Las guerras entre naciones nos parecen cosa del pasado. Y nadie ha dicho que eso signifique que somos ni mejores personas ni menos agresivos o violentos. Nada de eso. Pero no soslayemos que sin belicosidad, los nacionalismos tienden a convertirse en bravata de cantina: ruido sin nueces, machismo. La bravuconería es la nueva cobardía. Las poses de poder, con los brazos en jarras, el mentón alzado, el compás abierto de las piernas con que Mussolini, Franco, Hitler o Stalin arrancaban vítores a sus multitudes, hoy producen desprecio y pena ajena: Trump, Duterte. Estamos en una dimensión distinta de ese frenético coletazo de violencia que fue la Segunda Guerra Mundial y la paz adquirió, en todo el mundo, una residencia que no conoció nunca antes en la historia: ha pasado ya una década sin guerras internacionales.

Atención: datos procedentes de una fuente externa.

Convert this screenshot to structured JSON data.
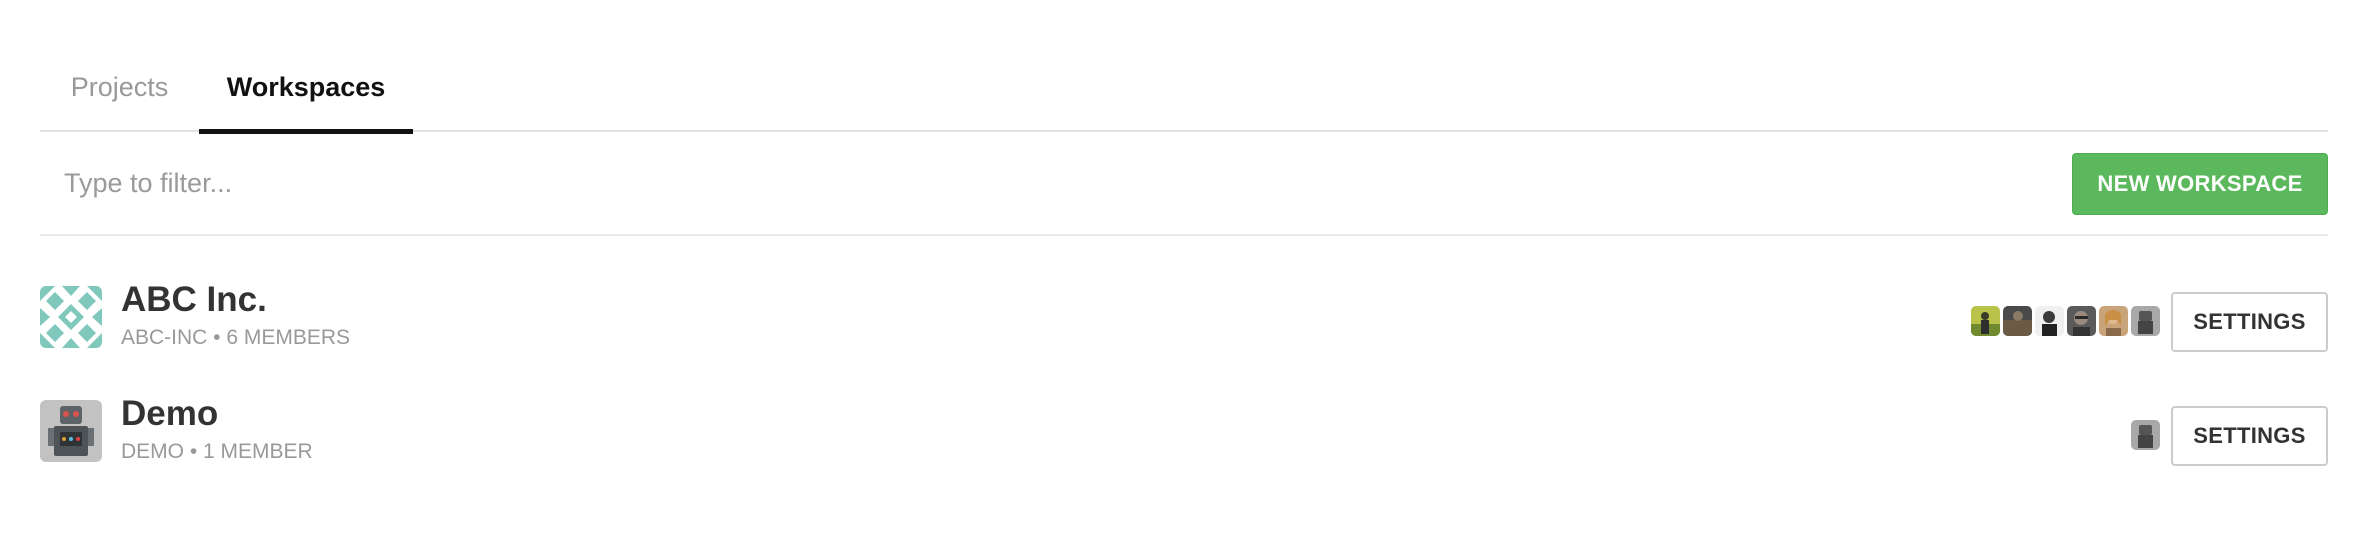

Repito, porque sé que abunda el pesimismo: no somos menos agresivos, no somos mejores personas, no deseamos el bien del prójimo… y el dinero que se gastaba en armamento de guerra se gasta ahora en armamento de represión contra civiles; aunque las muertes en batalla han descendido, el índice de homicidios se mantiene igual. En México, empeora. No somos mejores, pero hay indicios para creer que la historia ha cambiado en un sentido de progreso hacia mejor, como querían Kant y los poetas británicos.
¿Es posible que el progreso de la paz entre naciones llegue a residir dentro de cada nación, o estamos hablando de la desaparición de los Estados nacionales? La mayor ocurrencia de actos de agresión y violencia se da entre los gobiernos y sus ciudadanos, o con grupos criminales, o entre esas fantasmagorías asesinas que llaman “identidades”. ¿Qué debiéramos pensar de una nación desbordada por sus grupos criminales, pero cuyo gobierno organiza a sus fuerzas militares para controlar las actividades civiles? La paz es una actividad. Civil.